DFW MOVERS & ERECTORS, INC. Hereafter called “DFW”

  1. PAYMENT
    Customer agrees to pay DFW in full all charges arising from, or incidental to, the work contracted for herein, as billed by DFW, within the agreed upon payment terms shown on the front hereof, or on a written purchase order, without regard to any offsets claimed by Customer.
  2. INTEREST
    Customer expressly agrees that, upon default in the payment of the sums due hereunder, DFW shall be entitled to interest on the past due balance in the amount of eighteen percent (18%) per annum or maximum by law commencing the eleventh (11 th ) day after the completion date until paid.

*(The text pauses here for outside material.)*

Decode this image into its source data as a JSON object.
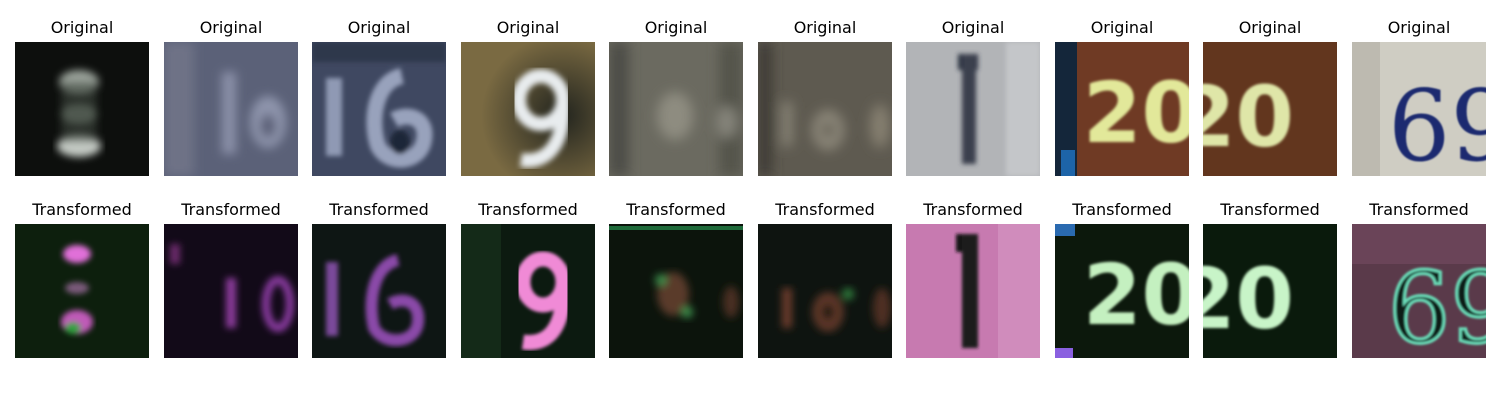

  3. MECHANIC’S AND MATERIALMEN’S LIEN
    Upon the occurrence of any default in any payments due hereunder, customer expressly acknowledges the right of DFW to a mechanic’s and materialmen’s lien in the amount of the balance due at the time of default, hereby waiving any and all statutory notices required to be given by DFW as conditions precedent to the establishment of such liens, the grant herein being in addition to, and not in lieu of, any and all remedies at law or equity otherwise available to DFW for enforcement or collection of this contract.
  4. INDEMNITY
    Customer expressly warrants to DFW that, as of the date of execution hereof, There is in force a contract of insurance that covers DFW, its officers, employees, and agents, For any and all liability to any person for death, personal injury, or property damage of any Type directly or indirectly caused by omissions or negligence of others, as it relates to the Performance of DFW duties hereunder; and, in addition, whether customer is covered by such Insurance or not. Customer hereby agrees to indemnify and hold DFW, its officers, employees, And agents, harmless for any and all liability to any person for death, personal injury, or, Property damage of any type directly caused by the performance of DFW duties hereunder, Customer further agrees to be solely responsible to any person for any and all property and Incidental damage to all roads, bridges, driveways, parking lots, slabs, water mains, sewers, And other such structures, whether sub-surface or on the surface, over which the equipment Herein is to be operated. “person” as used herein shall include natural persons, corporations, Municipalities, utilities, and unincorporated business associations. A copy of DFW’s certificate of Insurance detailing coverages and limits, will be made available upon request.
  5. REMEDIES
    DFW may enforce this contract by any and all means available to it under the law including, but not limited to, any action seeking damages or recision or foreclosures of its mechanics’ and materialmen’s lien, or any combination thereof; provided that, if DFW should place this contract in the hands of an attorney for enforcement then Customer shall be liable to DFW for the payment of all attorney’s fees reasonable in relation to the work expended, whether enforcement is effected by suit and judgment thereon or by settlement of the claim.
  6. CONFLICT OF LAWS
    This contract shall be construed according to the laws of the State Of Texas, and the parties agree that venue of any action herein shall lie in Tarrant County, Texas, without regard to the place of contracting or the place of performance.
  7. MERGER
    These terms and conditions, together with the front hereof, constitute the entire agreement between the parties, and no deletion in them shall be binding on either party unless stricken by hand and initialed by each party in the margin alongside the deletion. All extensions hereof shall be in writing, and no oral modification of this agreement of any type shall be binding on either party hereto.